L’article 7, paragraphe 1, sous e), ii), du règlement vise à empêcher que le droit des marques ne soit utilisé pour obtenir un monopole sur des solutions techniques ou des caractéristiques utilitaires d’un produit. La Cour rappelle avec force que cette disposition poursuit un objectif d’intérêt général qui doit guider son interprétation. Si un opérateur pouvait protéger une forme fonctionnelle en la déposant comme une simple marque figurative bidimensionnelle, il obtiendrait une protection potentiellement perpétuelle pour une solution qui relève normalement du droit des brevets, dont la durée est limitée.

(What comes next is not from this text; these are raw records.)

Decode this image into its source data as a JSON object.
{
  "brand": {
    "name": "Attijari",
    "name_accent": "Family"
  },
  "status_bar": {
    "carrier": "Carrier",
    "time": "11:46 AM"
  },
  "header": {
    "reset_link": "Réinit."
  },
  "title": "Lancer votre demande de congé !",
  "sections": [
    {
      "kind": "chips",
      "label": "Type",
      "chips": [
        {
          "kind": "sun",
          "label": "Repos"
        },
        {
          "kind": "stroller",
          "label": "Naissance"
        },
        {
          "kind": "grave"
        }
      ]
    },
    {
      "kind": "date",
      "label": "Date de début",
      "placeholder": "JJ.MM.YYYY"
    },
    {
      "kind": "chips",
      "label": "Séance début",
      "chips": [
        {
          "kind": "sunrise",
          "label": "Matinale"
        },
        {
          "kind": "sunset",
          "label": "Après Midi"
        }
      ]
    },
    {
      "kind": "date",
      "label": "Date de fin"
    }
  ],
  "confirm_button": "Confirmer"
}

Le raisonnement de la Cour vise à maintenir une distinction claire entre les différents régimes de propriété intellectuelle. Le droit des marques protège l’origine des produits, tandis que le droit des brevets protège l’invention. Permettre l’enregistrement d’un signe dont les caractéristiques essentielles sont dictées par une fonction technique reviendrait à brouiller cette frontière et à conférer un avantage concurrentiel indu. La Cour souligne ainsi que « les opérateurs économiques ne puissent s’approprier indûment certains signes qui ne font qu’incorporer une solution technique ». La décision garantit donc que le droit des marques ne devienne pas un instrument de protection indirecte et illimitée pour des innovations techniques.

B. Une solution garantissant la libre concurrence sur les solutions utilitaires

Au-delà de la cohérence systémique du droit de la propriété intellectuelle, la décision de la Cour a une portée économique significative. Elle assure que les caractéristiques utilitaires d’un produit demeurent librement accessibles à tous les opérateurs économiques, une fois les éventuels brevets expirés. Le droit des marques, comme le rappelle la Cour en citant sa jurisprudence constante, « constitue un élément essentiel du système de concurrence dans l’Union ». Un enregistrement qui monopoliserait une solution technique entraverait cette concurrence.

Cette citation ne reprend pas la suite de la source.